Much rides on the outcome for President Joe Biden who will seek reelection in 2024.
New numbers came out on Friday showing an increase of 199,000 new jobs last month, and Biden told a crowd in Las Vegas that such steady expansion is what "we call a 'sweet spot' that’s needed for stable growth and lower inflation, not encouraging the Fed to raise interest rates."
In the futures markets, traders have assigned a probability of more than 98 percent that the Fed will sit tight at its next rate decision this week, according to data from CME Group.
- Disagreement on future cuts -
While there is broad consensus over a December pause, traders and analysts are far less certain about what comes next.
"The discussion around a normalization of monetary policy will turn more active next year as progress on inflation continues further," economists at Deutsche Bank wrote in a recent note to clients.

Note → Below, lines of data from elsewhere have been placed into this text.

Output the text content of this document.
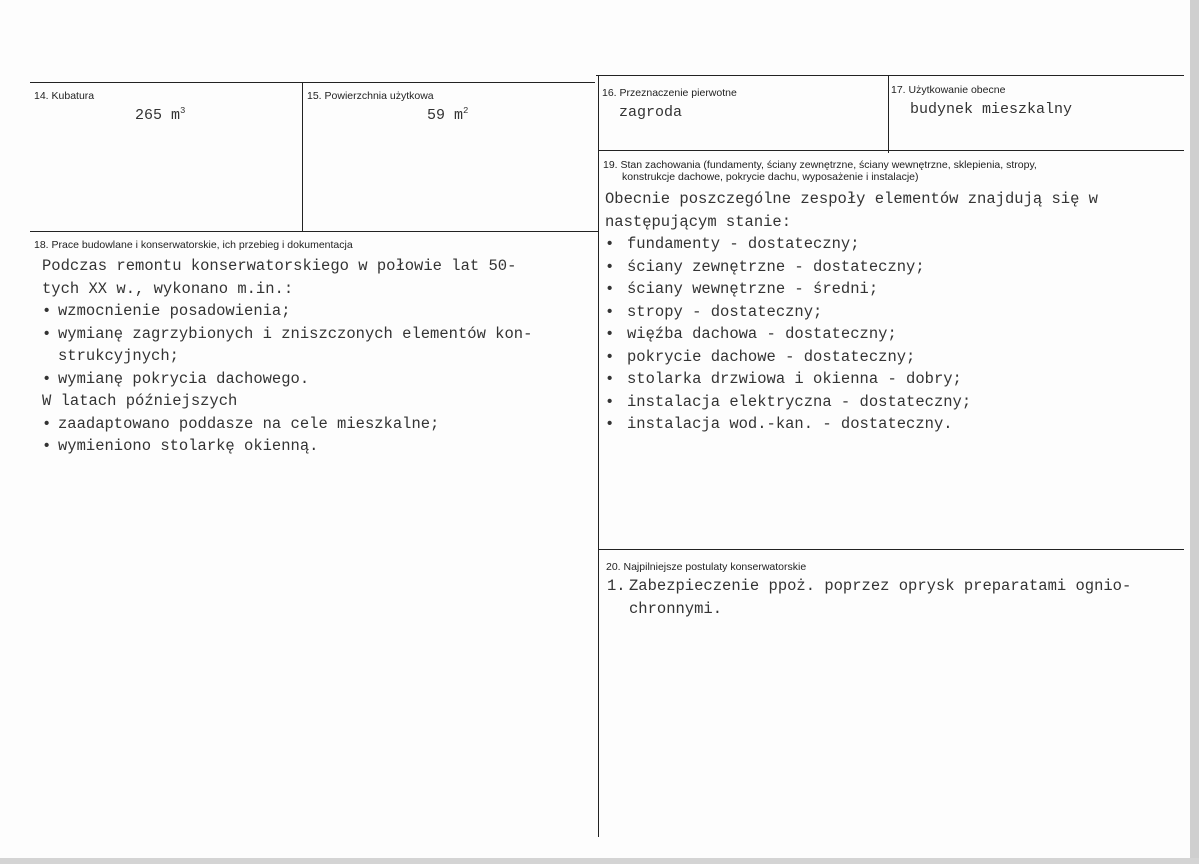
14. Kubatura
265 $m^3$
15. Powierzchnia użytkowa
59 $m^2$
16. Przeznaczenie pierwotne
zagroda
17. Użytkowanie obecne
budynek mieszkalny
18. Prace budowlane i konserwatorskie, ich przebieg i dokumentacja

Podczas remontu konserwatorskiego w połowie lat 50-

tych XX w., wykonano m.in.:

• wzmocnienie posadowienia;
• wymianę zagrzybionych i zniszczonych elementów kon-
strukcyjnych;
• wymianę pokrycia dachowego.

W latach późniejszych

• zaadaptowano poddasze na cele mieszkalne;
• wymieniono stolarkę okienną.
19. Stan zachowania (fundamenty, ściany zewnętrzne, ściany wewnętrzne, sklepienia, stropy,
konstrukcje dachowe, pokrycie dachu, wyposażenie i instalacje)

Obecnie poszczególne zespoły elementów znajdują się w

następującym stanie:

• fundamenty - dostateczny;
• ściany zewnętrzne - dostateczny;
• ściany wewnętrzne - średni;
• stropy - dostateczny;
• więźba dachowa - dostateczny;
• pokrycie dachowe - dostateczny;
• stolarka drzwiowa i okienna - dobry;
• instalacja elektryczna - dostateczny;
• instalacja wod.-kan. - dostateczny.
20. Najpilniejsze postulaty konserwatorskie
1. Zabezpieczenie ppoż. poprzez oprysk preparatami ognio-
chronnymi.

They predict interest rate cuts of 1.75 percentage points in 2024 -- far higher than the Fed's recent forecast of just half a percentage point of cuts.
Meantime, the financial markets are pricing in around 1.25 percentage points of rate cuts next year, starting in March, according to Daco from EY.

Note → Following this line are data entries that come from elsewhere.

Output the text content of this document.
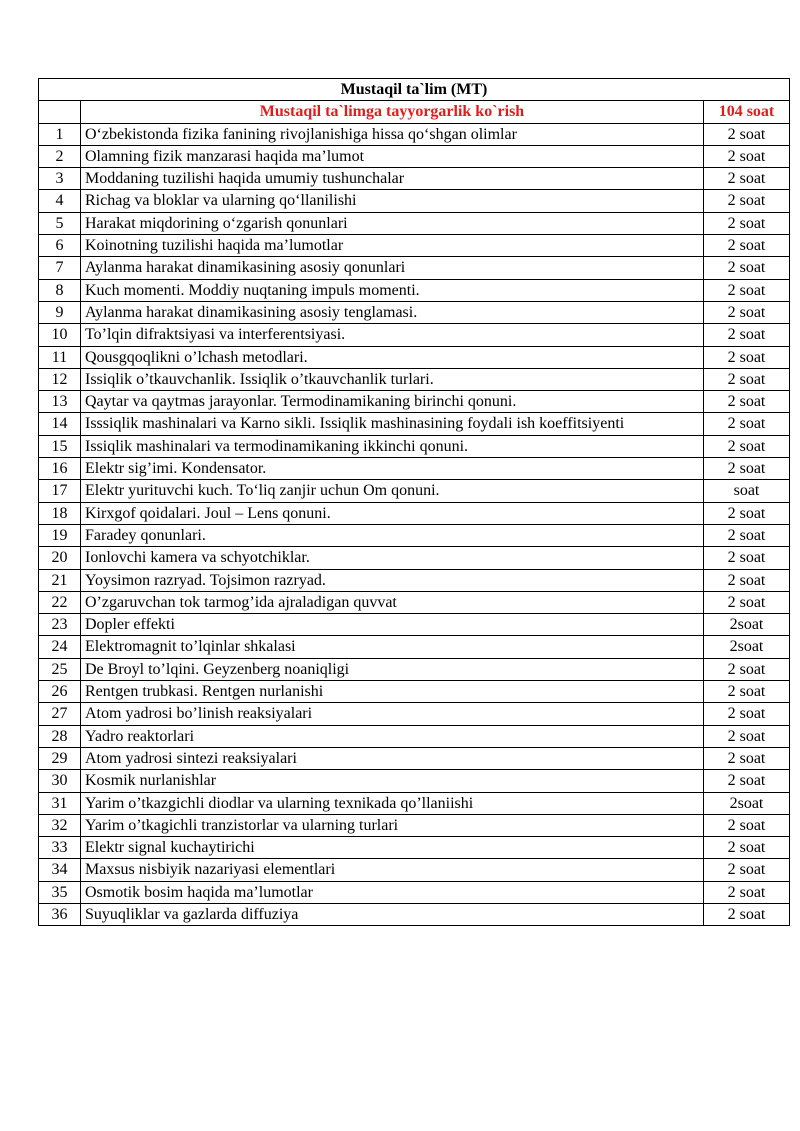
Mustaqil ta`lim (MT)		
	Mustaqil ta`limga tayyorgarlik ko`rish	104 soat
1	O‘zbekistonda fizika fanining rivojlanishiga hissa qo‘shgan olimlar	2 soat
2	Olamning fizik manzarasi haqida ma’lumot	2 soat
3	Moddaning tuzilishi haqida umumiy tushunchalar	2 soat
4	Richag va bloklar va ularning qo‘llanilishi	2 soat
5	Harakat miqdorining o‘zgarish qonunlari	2 soat
6	Koinotning tuzilishi haqida ma’lumotlar	2 soat
7	Aylanma harakat dinamikasining asosiy qonunlari	2 soat
8	Kuch momenti. Moddiy nuqtaning impuls momenti.	2 soat
9	Aylanma harakat dinamikasining asosiy tenglamasi.	2 soat
10	To’lqin difraktsiyasi va interferentsiyasi.	2 soat
11	Qousgqoqlikni o’lchash metodlari.	2 soat
12	Issiqlik o’tkauvchanlik. Issiqlik o’tkauvchanlik turlari.	2 soat
13	Qaytar va qaytmas jarayonlar. Termodinamikaning birinchi qonuni.	2 soat
14	Isssiqlik mashinalari va Karno sikli. Issiqlik mashinasining foydali ish koeffitsiyenti	2 soat
15	Issiqlik mashinalari va termodinamikaning ikkinchi qonuni.	2 soat
16	Elektr sig’imi. Kondensator.	2 soat
17	Elektr yurituvchi kuch. To‘liq zanjir uchun Om qonuni.	soat
18	Kirxgof qoidalari. Joul – Lens qonuni.	2 soat
19	Faradey qonunlari.	2 soat
20	Ionlovchi kamera va schyotchiklar.	2 soat
21	Yoysimon razryad. Tojsimon razryad.	2 soat
22	O’zgaruvchan tok tarmog’ida ajraladigan quvvat	2 soat
23	Dopler effekti	2soat
24	Elektromagnit to’lqinlar shkalasi	2soat
25	De Broyl to’lqini. Geyzenberg noaniqligi	2 soat
26	Rentgen trubkasi. Rentgen nurlanishi	2 soat
27	Atom yadrosi bo’linish reaksiyalari	2 soat
28	Yadro reaktorlari	2 soat
29	Atom yadrosi sintezi reaksiyalari	2 soat
30	Kosmik nurlanishlar	2 soat
31	Yarim o’tkazgichli diodlar va ularning texnikada qo’llaniishi	2soat
32	Yarim o’tkagichli tranzistorlar va ularning turlari	2 soat
33	Elektr signal kuchaytirichi	2 soat
34	Maxsus nisbiyik nazariyasi elementlari	2 soat
35	Osmotik bosim haqida ma’lumotlar	2 soat
36	Suyuqliklar va gazlarda diffuziya	2 soat
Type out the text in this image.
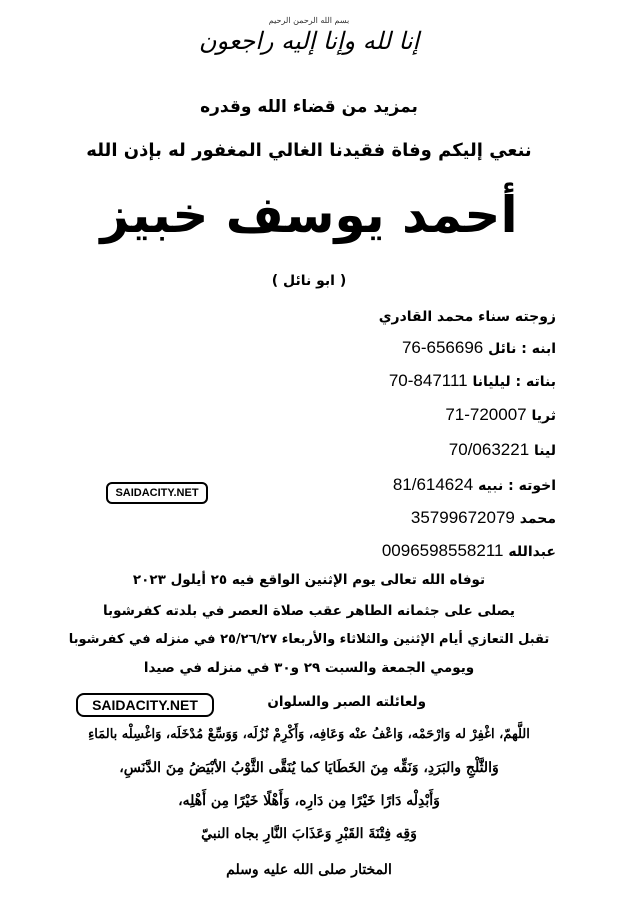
بسم الله الرحمن الرحيم
إنا لله وإنا إليه راجعون
بمزيد من قضاء الله وقدره
ننعي إليكم وفاة فقيدنا الغالي المغفور له بإذن الله
أحمد يوسف خبيز
( ابو نائل )
زوجته سناء محمد القادري
ابنه : نائل 76-656696
بناته : ليليانا 70-847111
ثريا 71-720007
لينا 70/063221
اخوته : نبيه 81/614624
محمد 35799672079
عبدالله 0096598558211
SAIDACITY.NET
توفاه الله تعالى يوم الإثنين الواقع فيه ٢٥ أيلول ٢٠٢٣
يصلى على جثمانه الطاهر عقب صلاة العصر في بلدته كفرشوبا
تقبل التعازي أيام الإثنين والثلاثاء والأربعاء ٢٥/٢٦/٢٧ في منزله في كفرشوبا
ويومي الجمعة والسبت ٢٩ و٣٠ في منزله في صيدا
SAIDACITY.NET	ولعائلته الصبر والسلوان
اللَّهمّ، اغْفِرْ له وَارْحَمْه، وَاعْفُ عنْه وَعَافِه، وَأَكْرِمْ نُزُلَه، وَوَسِّعْ مُدْخَلَه، وَاغْسِلْه بالمَاءِ
وَالثَّلْجِ والبَرَدِ، وَنَقِّه مِنَ الخَطَايَا كما يُنَقَّى الثَّوْبُ الأبْيَضُ مِنَ الدَّنَسِ،
وَأَبْدِلْه دَارًا خَيْرًا مِن دَارِه، وَأَهْلًا خَيْرًا مِن أَهْلِه،
وَقِه فِتْنَةَ القَبْرِ وَعَذَابَ النَّارِ بجاه النبيّ
المختار صلى الله عليه وسلم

He predicts the Fed will cut interest rates by only one percentage point in 2024, beginning in May.
"So, not only do we have a later onset to the cutting cycle but also fewer rate cuts," he said.
Other analysts foresee an even less aggressive path of interest rate cuts.
"We retain our baseline that the Fed will remain on hold until December 2024 before implementing every-other-meeting cuts," economists at Barclays wrote in a recent investor note.
Alongside the interest rate decision this week, the US central bank will publish a quarterly update to its summary of economic projections, or SEP, after which Powell will speak to reporters.
The SEP should provide analysts and traders a better insight into policymakers' thinking on economic growth, inflation, unemployment, and interest rate cuts.
"We expect the updated economic projections and the post-meeting press conference to push back against the idea that rate cuts could come onto the agenda anytime soon," Michael Pearce, Oxford Economics' lead US economist, wrote in a recent note to clients.
"If anything, we expect policymakers to err on the side of leaving rates too high for too long."